Es difícil anticipar lo que vaya ocurrir con lo que hasta ahora llamamos cine en el futuro. Por de pronto, lo que hasta hace pocos años era solo una posibilidad, la convergencia con la televisión a través de las series, género que actualmente captura con ventaja el grueso de la energía y de imaginación narrativa de la industria audiovisual, ya es un hecho. El cine está dejando de ser ese lugar privilegiado donde se contaban historias -historias emotivas, edificantes, sorprendentes, golpeadoras- y las series están ocupando ese espacio con una voracidad que las películas por sí solas jamás podrían sostener. Los que saben de este negocio dicen que plataformas como Netflix, Apple, Amazon u otras van a abrir en los próximos años una demanda descomunal por contenidos, por historias adictivas y bien contadas, y se anticipa que serán las series mucho más que las películas las llamadas a cubrirla.
No deja de ser extraña esta migración del imaginario narrativo a otras plataformas. El fenómeno coincide en parte con lo que podría ser también una crisis de la ficción en la literatura. No es que la novela vaya a morir, como se ha vaticinado muchas veces, pero al menos en los últimos años es evidente que el género ha sido afectado. La novela tradicional con planteamiento, desarrollo y desenlace, la novela que construía un mundo ficticio autónomo y paralelo al mundo real, y que era una maquinaria perfecta para entrar a mundos desconocidos y vivir experiencias que nunca íbamos a tener en la vida real, ha ido cediendo lugar a estructuras de relato más libres y que están más abiertas a la experiencia personal, al testimonio, a la biografía, al reportaje periodístico y a todo lo que se ha dado en llamar autoficción y que, incluso, puede penetrar al ámbito de la reflexión o del ensayo, como ocurre por ejemplo en las novelas de Kundera o de Emmanuel Carrère. Las suyas son novelas, por supuesto, pero también son obras que corren un poco la frontera.

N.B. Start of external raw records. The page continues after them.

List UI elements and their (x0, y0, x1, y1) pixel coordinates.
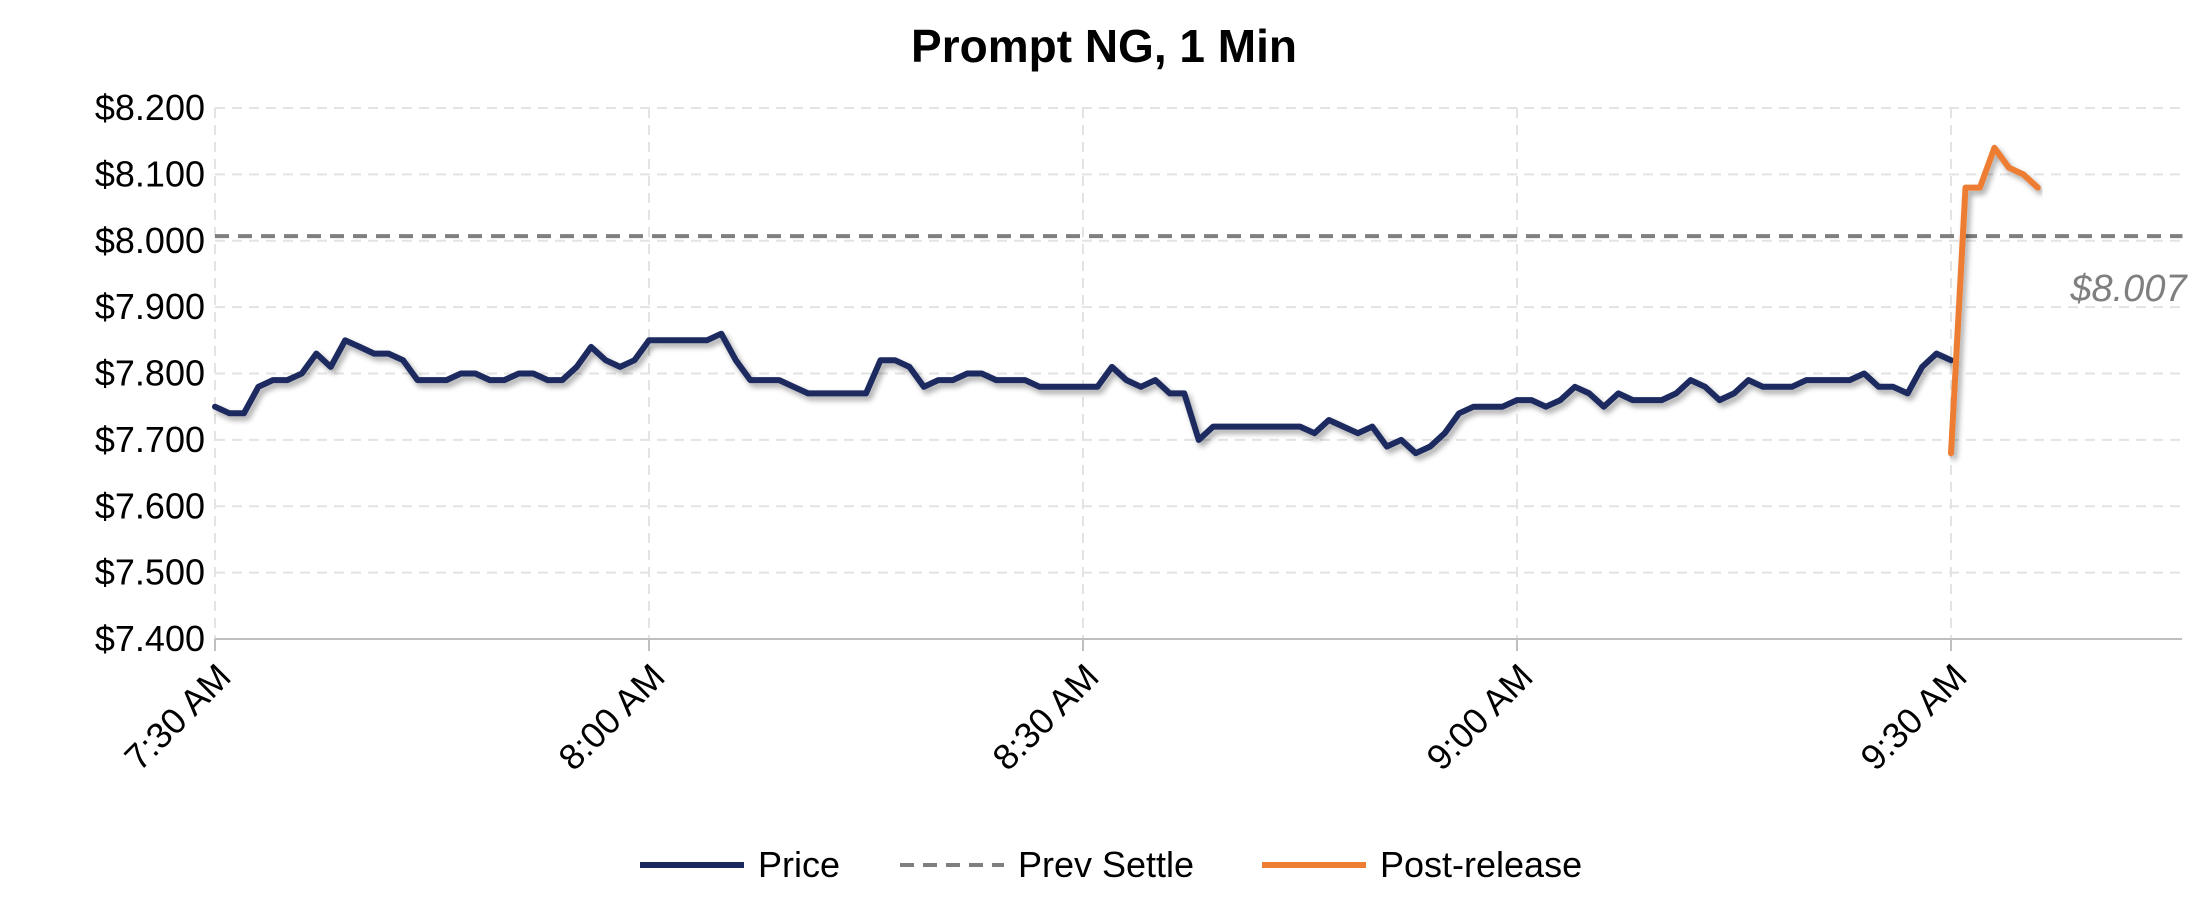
series-price (212, 330, 1954, 457)
axes: $7.400 $7.500 $7.600 $7.700 $7.800 $7.900 $8.0… (95, 87, 2182, 778)
y-tick-label: $7.700 (95, 419, 205, 460)
x-tick-label: 9:30 AM (1852, 656, 1974, 778)
annotations: $8.007 (2069, 268, 2188, 310)
x-tick-label: 7:30 AM (116, 656, 238, 778)
chart-title: Prompt NG, 1 Min (911, 20, 1297, 72)
annotation-label: $8.007 (2069, 268, 2188, 310)
series-post-release (1948, 144, 2041, 457)
grid (214, 107, 2182, 639)
y-tick-label: $7.800 (95, 353, 205, 394)
y-tick-label: $7.500 (95, 552, 205, 593)
plot-area (212, 144, 2183, 457)
x-tick-label: 8:00 AM (550, 656, 672, 778)
legend: Price Prev Settle Post-release (640, 844, 1582, 885)
y-tick-label: $8.000 (95, 220, 205, 261)
y-tick-label: $7.900 (95, 286, 205, 327)
legend-post-release: Post-release (1262, 844, 1582, 885)
legend-prev-settle: Prev Settle (900, 844, 1194, 885)
legend-prev-settle-label: Prev Settle (1018, 844, 1194, 885)
legend-price-label: Price (758, 844, 840, 885)
legend-price: Price (640, 844, 840, 885)
legend-post-release-label: Post-release (1380, 844, 1582, 885)
x-tick-label: 8:30 AM (984, 656, 1106, 778)
x-tick-label: 9:00 AM (1418, 656, 1540, 778)
y-tick-label: $7.400 (95, 618, 205, 659)
y-tick-label: $7.600 (95, 485, 205, 526)
y-tick-label: $8.200 (95, 87, 205, 128)
y-tick-label: $8.100 (95, 153, 205, 194)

En este mapa ciertamente muy simplificado de la ficción contemporánea, el cine se está quedando con poco. Poco en relación a lo que tuvo antes. Se está quedando con un trozo relativamente grande de la torta del espectáculo, capturada por películas de audiencias gigantescas y con muchos efectos especiales, que son las que copan mayoritariamente la cartelera. Y se está quedando asimismo con una franja relativamente delgada de obras que cuentan historias, sí, pero que lo hacen con un sentido de la concentración o de la economía expresiva y con una carga de preguntas incómodas que las series simplemente no toleran. De ahí es de donde ahora salen títulos como El hilo fantasma de P.T. Anderson, como Manchester junto al mar, como Jackie, como Silencio, como El cliente, cada cual en su propio registro desde luego, pero que, en conjunto, son parte de las razones por las cuales la gente cinéfila sigue yendo al cine con una lealtad perruna. Pero hay que reconocerlo: son obras que no paran el tráfico ni tienen mucho rating. Se diría que lo máximo a que puede aspirar este tipo de cine es ser tema de conversación de grupos más o menos amplios que valoran no solo las historias en sí (eso sigue importando) sino también la manera como están contadas, por la forma en que abren las puertas a la introspección o por los términos en que nos transmiten verdades que somos capaces de reconocer.
Son misteriosas las dinámicas de la ficción. Mientras se debilitan por un lado, florecen por el otro. Pareciera que la capacidad de imaginar, de forjar buenas historias, dentro de todo es limitada. Y que las series hoy por hoy le están ofreciendo mejores condiciones que el cine y la novela para desplegarse.